While Charity thinks “everyone” tests in production but not always intentionally, she’s set her sights on a different goal: Get everyone to understand that all testing is done in production and plan for that.
The complexity of today’s world doesn’t allow for anyone to predict all the problems developers will encounter during the software development lifecycle. “This is just a fundamentally different world than the 20, 30-year-old system where the whole study of monitoring and metrics were where it comes from,” Charity noted.
Observability was originally defined by control theory as the ability to understand the inner workings of a system by asking questions from the outside, Charity explained during the podcast.

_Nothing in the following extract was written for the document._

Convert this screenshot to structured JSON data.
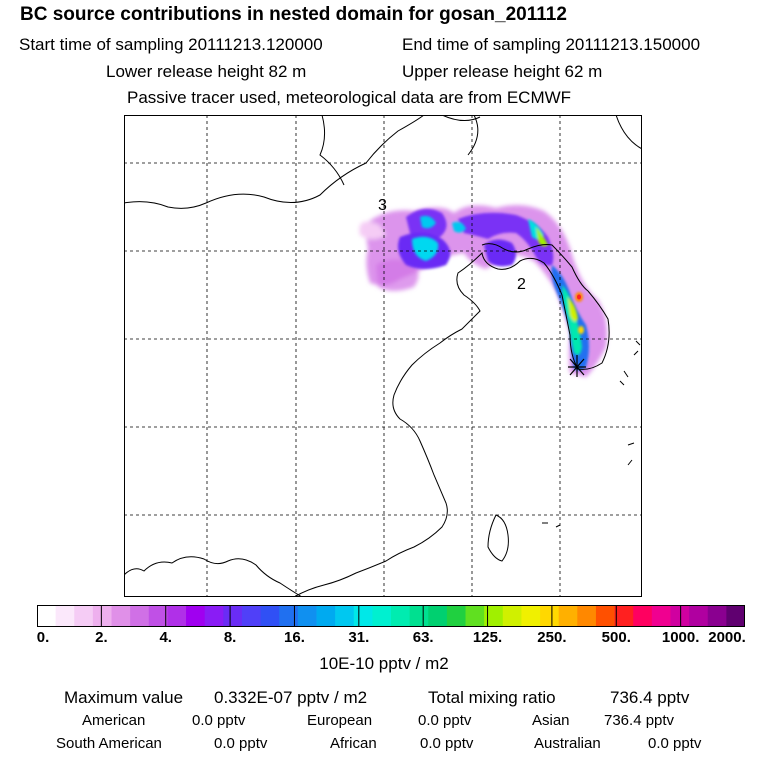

Because you need to be able to dynamically ask ad hoc questions of your data, you need to capture it at a level of granularity where nothing has been pre-aggregated, or even indexed, she said,. Once you get that granularity, you can start getting real observability, which is critical in the world of stacks built with dozens or hundreds of microservices.
In order to support this, Honeycomb wrote its own storage engine, and added compression to speed up query time. And shifted their perspective from looking for events instead of metrics.
Metrics are good for describing the health of the system or the component as a whole, but when a software engineer is debugging the intersection of your code with that system? She said the only thing they care about is: Can each request execute from start to finish, successfully?
With the continuous delivery (CD) becoming more and more integrated into organizations so they remain competitive, the lines are blurring between when testing occurs. Instead, the best way to do so is with feature flags. Developers can selectively test features with just their team or with some beta groups.
“I feel like the only way that you can know that you can gain confidence in what you’re doing is through observability,” she said. “This is key to continuous delivery, because if you don’t have this concept of partial baking and gradually gaining confidence, you’re in for a lot of bad surprises and rollbacks that just kind of grind the whole pipeline to a halt, right?”